After U.S. teens stopped lining up to buy its signature cologne and $40 tank tops, Abercrombie looked overseas for help.
But today Abercrombie forecasted that it would lose money in the first quarter, in part because sales are down internationally.
That means that Abercrombie’s biggest initiative of the past five years is failing.
“Sales were down a whopping 14 per cent internationally, suggesting that assortments aren’t tailored enough or the store experience is uninviting,” Brian Sozzi, chief equities analyst at NBG productions, told us.
Consumers in Europe and Asia are often seen waiting in line to buy Abercrombie clothes at its New York flagship. While American teens got fed up with wearing logos a long time ago, they’re hotter than ever in Europe.

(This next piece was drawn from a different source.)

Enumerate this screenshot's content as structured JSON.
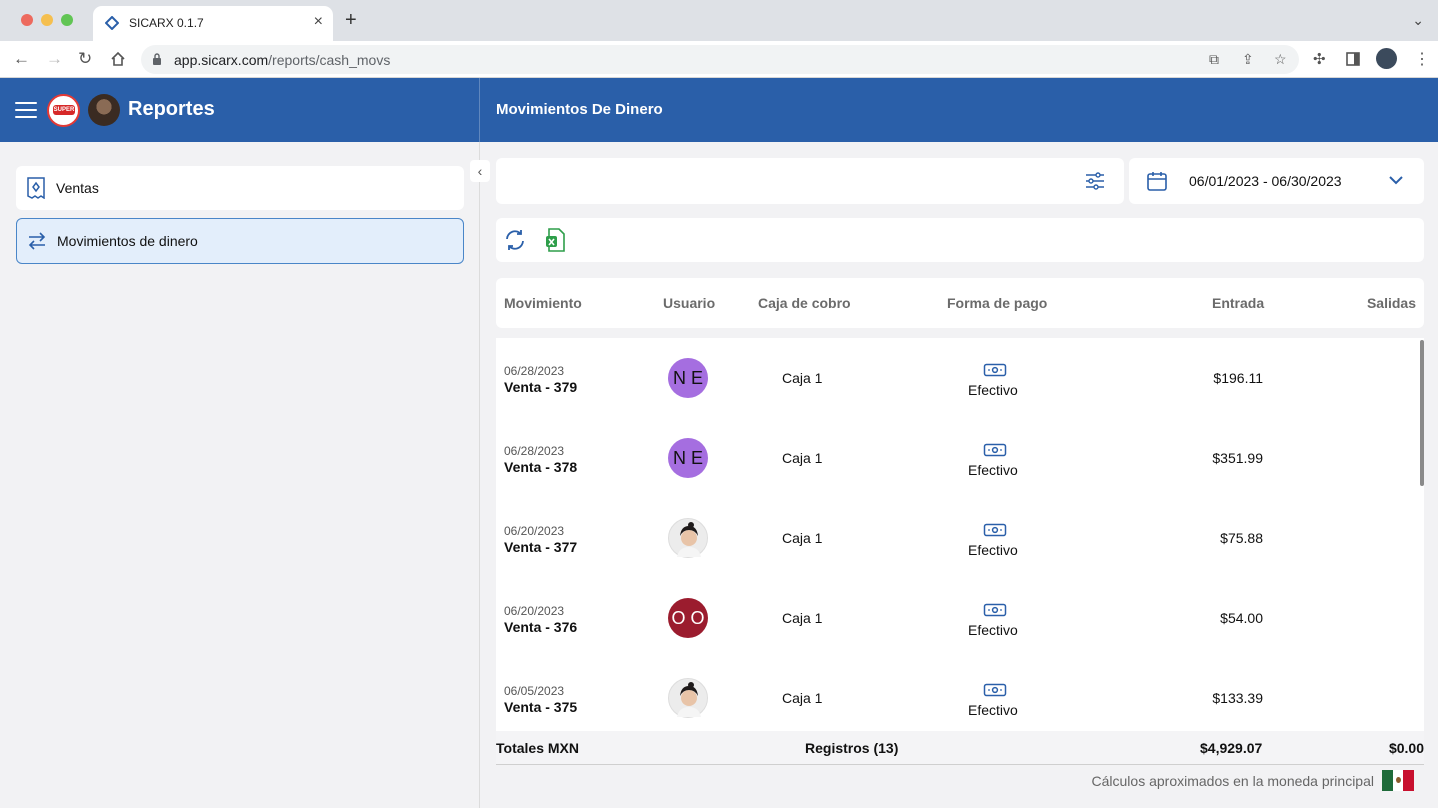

Abercrombie has already done major backpedaling in its international expansion, according to a note from Sterne Agee analysts Margaret Whitfield and Tom Nikic.
Following consistently bad sales numbers (international is down 26 per cent from last year), Abercrombie slowed growth rate overseas and “postponed” the much-publicized openings of flagship stores.
This was bad news because international markets were considered Abercrombie’s only hope for growth.
Perhaps Abercrombie could learn a thing or two from Gap. Both retailers once reigned the world of the young and hip, and both looked to expand internationally when things stopped going great in the U.S.
But Gap CEO Glenn Murphy learned the hard way that location doesn’t mean success. With his domestic and international businesses flailing, Murphy decided to bring in top-notch designers to reinvent Gap’s product.
With the right product, sales at the retailer soared, and Gap is now considered a retail success story. Maybe Abercrombie’s clothes and store experience, and not its market presence, led to the current predicament.